Can I Protect The Equity For My Beneficiaries?
This will depend on the type of equity release plan. With a roll-up lifetime mortgage the nature of the scheme will result in the balance increasing over time, as interest compounds. Therefore, the net equity remaining will reduce & theoretically could erode all the beneficiaries inheritance. However, even if the balance exceeds the value of the property at death, or on moving into long term care, the no negative equity guarantee kicks in which will ensure the beneficiaries can never end up owing more than the value of the house.
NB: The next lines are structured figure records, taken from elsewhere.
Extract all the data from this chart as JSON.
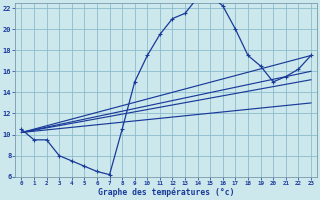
{
  "xlabel": "Graphe des températures (°c)",
  "bg_color": "#cce8ec",
  "grid_color": "#8cbccc",
  "line_color": "#1a3a9a",
  "hours": [
    0,
    1,
    2,
    3,
    4,
    5,
    6,
    7,
    8,
    9,
    10,
    11,
    12,
    13,
    14,
    15,
    16,
    17,
    18,
    19,
    20,
    21,
    22,
    23
  ],
  "temps": [
    10.5,
    9.5,
    9.5,
    8.0,
    7.5,
    7.0,
    6.5,
    6.2,
    10.5,
    15.0,
    17.5,
    19.5,
    21.0,
    21.5,
    23.0,
    23.2,
    22.2,
    20.0,
    17.5,
    16.5,
    15.0,
    15.5,
    16.2,
    17.5
  ],
  "xmin": -0.5,
  "xmax": 23.5,
  "ymin": 6,
  "ymax": 22.5,
  "yticks": [
    6,
    8,
    10,
    12,
    14,
    16,
    18,
    20,
    22
  ],
  "xticks": [
    0,
    1,
    2,
    3,
    4,
    5,
    6,
    7,
    8,
    9,
    10,
    11,
    12,
    13,
    14,
    15,
    16,
    17,
    18,
    19,
    20,
    21,
    22,
    23
  ],
  "trend_lines": [
    {
      "x0": 0,
      "y0": 10.2,
      "x1": 23,
      "y1": 13.0
    },
    {
      "x0": 0,
      "y0": 10.2,
      "x1": 23,
      "y1": 15.2
    },
    {
      "x0": 0,
      "y0": 10.2,
      "x1": 23,
      "y1": 16.0
    },
    {
      "x0": 0,
      "y0": 10.2,
      "x1": 23,
      "y1": 17.5
    }
  ]
}
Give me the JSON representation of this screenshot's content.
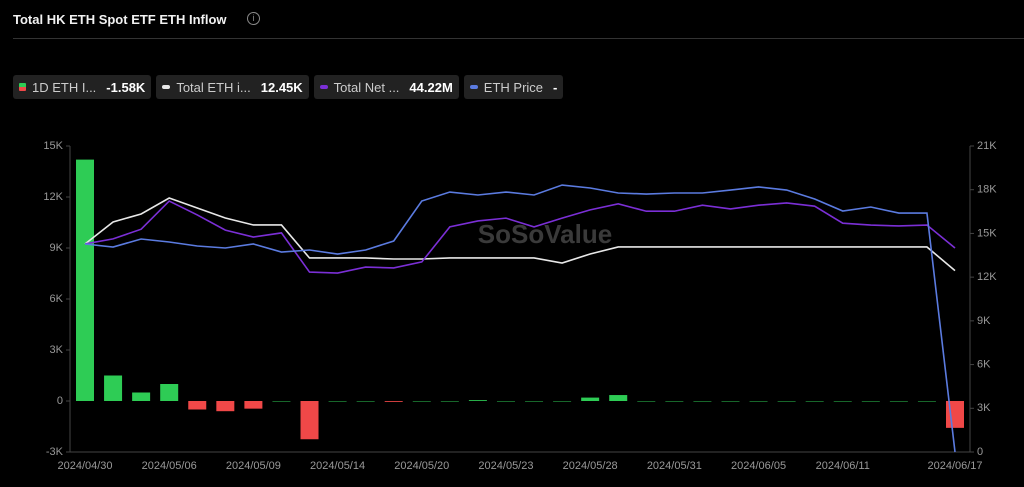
{
  "chart_data": {
    "type": "bar-line",
    "title": "Total HK ETH Spot ETF ETH Inflow",
    "watermark": "SoSoValue",
    "categories": [
      "2024/04/30",
      null,
      null,
      "2024/05/06",
      null,
      null,
      "2024/05/09",
      null,
      null,
      "2024/05/14",
      null,
      null,
      "2024/05/20",
      null,
      null,
      "2024/05/23",
      null,
      null,
      "2024/05/28",
      null,
      null,
      "2024/05/31",
      null,
      null,
      "2024/06/05",
      null,
      null,
      "2024/06/11",
      null,
      null,
      null,
      "2024/06/17"
    ],
    "ylim": [
      -3000,
      15000
    ],
    "yticks": [
      {
        "value": 15000,
        "label": "15K"
      },
      {
        "value": 12000,
        "label": "12K"
      },
      {
        "value": 9000,
        "label": "9K"
      },
      {
        "value": 6000,
        "label": "6K"
      },
      {
        "value": 3000,
        "label": "3K"
      },
      0,
      {
        "value": -3000,
        "label": "-3K"
      }
    ],
    "y2lim": [
      0,
      21000
    ],
    "y2ticks": [
      {
        "value": 21000,
        "label": "21K"
      },
      {
        "value": 18000,
        "label": "18K"
      },
      {
        "value": 15000,
        "label": "15K"
      },
      {
        "value": 12000,
        "label": "12K"
      },
      {
        "value": 9000,
        "label": "9K"
      },
      {
        "value": 6000,
        "label": "6K"
      },
      {
        "value": 3000,
        "label": "3K"
      },
      0
    ],
    "y3lim": [
      0,
      66340000
    ],
    "y4lim": [
      0,
      4428
    ],
    "grid": false,
    "series": [
      {
        "name": "1D ETH I...",
        "latest_label": "-1.58K",
        "type": "bar",
        "color": "#2ecc55",
        "negative_color": "#f04848",
        "values": [
          14200,
          1500,
          500,
          1000,
          -500,
          -600,
          -450,
          0,
          -2250,
          0,
          0,
          -50,
          0,
          0,
          50,
          0,
          0,
          0,
          200,
          350,
          0,
          0,
          0,
          0,
          0,
          0,
          0,
          0,
          0,
          0,
          0,
          -1580
        ]
      },
      {
        "name": "Total ETH i...",
        "latest_label": "12.45K",
        "type": "line",
        "axis": "y2",
        "color": "#e8e8e8",
        "values": [
          14275,
          15785,
          16335,
          17430,
          16745,
          16060,
          15580,
          15580,
          13315,
          13315,
          13315,
          13245,
          13245,
          13315,
          13315,
          13315,
          13315,
          12970,
          13590,
          14070,
          14070,
          14070,
          14070,
          14070,
          14070,
          14070,
          14070,
          14070,
          14070,
          14070,
          14070,
          12450
        ]
      },
      {
        "name": "Total Net ...",
        "latest_label": "44.22M",
        "type": "line",
        "axis": "y3",
        "color": "#7b2fd6",
        "values": [
          45100000,
          46200000,
          48300000,
          54400000,
          51400000,
          48100000,
          46600000,
          47500000,
          39000000,
          38800000,
          40100000,
          39900000,
          41200000,
          48800000,
          50100000,
          50700000,
          48800000,
          50700000,
          52500000,
          53800000,
          52200000,
          52200000,
          53500000,
          52700000,
          53500000,
          54000000,
          53300000,
          49600000,
          49200000,
          49000000,
          49200000,
          44220000
        ]
      },
      {
        "name": "ETH Price",
        "latest_label": "-",
        "type": "line",
        "axis": "y4",
        "color": "#5b7be0",
        "values": [
          3010,
          2966,
          3082,
          3039,
          2981,
          2952,
          3010,
          2894,
          2923,
          2865,
          2923,
          3053,
          3632,
          3762,
          3719,
          3762,
          3719,
          3863,
          3820,
          3748,
          3733,
          3748,
          3748,
          3791,
          3835,
          3791,
          3661,
          3487,
          3545,
          3458,
          3458,
          0
        ]
      }
    ]
  }
}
However, this does not guarantee any equity will be passed onto the heirs, only that they will incur no debt. Therefore, by repaying some or all of the interest will ensure the restriction of the compounding effect of the balance. This can therefore help maintain a level equity release balance. Keeping the balance level & hopefully the property value either remaining level or hopefully increasing in the future, will ensure the beneficiaries will receive some inheritance.
Another way that lifetime mortgage plans can secure the equity in the property is by the inclusion of a protected equity guarantee which certain lifetime mortgage companies now provide. This protected equity guarantee needs to included from the outset of the plan by stating how much of the property value you wish to retain at the end of the day. This can restrict the size of the initial release as the lender needs to cover the guarantee at the end of the day.
Finally, home reversion plans truly guarantee an inheritance by the nature of the scheme. By selling a percentage of the property to the reversion company will ensure that the unsold portion will always remain theirs & ultimately their beneficiaries. Therefore, if 40% of the property was sold to raise a lump sum, the remaining 60% would be guaranteed to be passed to the heirs to the property.